История, рассказанная маэстро Беллини

История, рассказанная маэстро Беллини

«Однажды утром в 1889 году в моей студии появился какой-то американец с молодой испанкой. Он хотел, чтобы я подготовил ее для сцены. «Я уже не преподаю, месье», – поспешил я объяснить, даже не предлагая им войти. Напрасно он ссылался на общих друзей и пытался разбудить во мне тщеславие, говоря, что мне предстоит работать для нью-йоркского «Эден мюзе». Неужели этот деревенщина не знал, что Фердинандо Беллини, сотрудничал с самыми знаменитыми театрами – от Лондона до Москвы? Несомненно, ему было известно о моей славе, потому что он очень настаивал и предложил мне такую сумму, от которой только глупец мог отказаться. «Он влюблен в малышку, – подумал я, – готов поспорить, что часть этой немыслимой суммы, которую он предложил, будет взята из его собственного кармана». Потом я посмотрел на девушку.

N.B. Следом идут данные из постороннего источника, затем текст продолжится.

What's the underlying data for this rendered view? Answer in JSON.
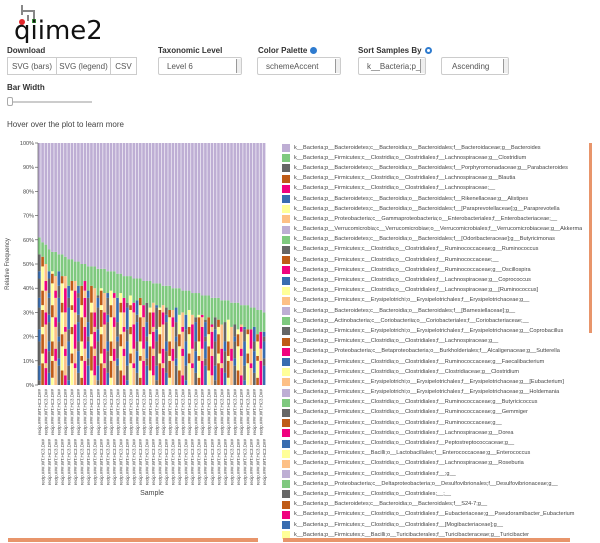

Даже в тусклом свете прихожей я разглядел ее необычные глаза. Однако об этом позже. Такой профессионал, как я, должен уметь абстрагироваться от внешних впечатлений, по крайней мере до тех пор, пока не сделает объективную оценку возможного артистического таланта. Девушка была высокого роста – наверное, больше метра семидесяти, да и вообще выглядела она замечательно. В течение некоторого времени, пока Джургенс с удовлетворением курил сигару сидя в одном го кресел, предназначенных для менторов, я смог убедиться, что ее параметры 97–53 – 92, при весе 51 килограмм. «Станцуй что-нибудь, petite[27]», – сказал я ей, и она изобразила несколько нелепых па, которые едва ли можно было назвать танцем. «А теперь спой», – попросил я. Голос девушки оказался таким же грубым, как и ее движения. Много лет спустя, когда рассеялся всеобщий восторг, с каким приняли Беллу Отеро в Нью-Йорке, и, несмотря на то, что я не однажды давал уроки Каролине, Эктон Девис, известный и весьма язвительный критик «Нью-Йорк сан», так охарактеризовал ее выступление (то же самое подумал и я, когда впервые увидел Беллу): «Я смотрел, как Отеро пела, и слушал, как она танцевала».

Однако не только талант имеет значение в мире сцены. В девушке было нечто очень ценное – в ней был огонь. В глазах, в волосах… Особенная чувственность в каждом движении. Должен признать, что Отеро действительно была «само сладострастие», как через много лет сказал другой бедный талантом артист и профессиональный соблазнитель Морис Шевалье, кстати, никогда не бравший у меня уроков.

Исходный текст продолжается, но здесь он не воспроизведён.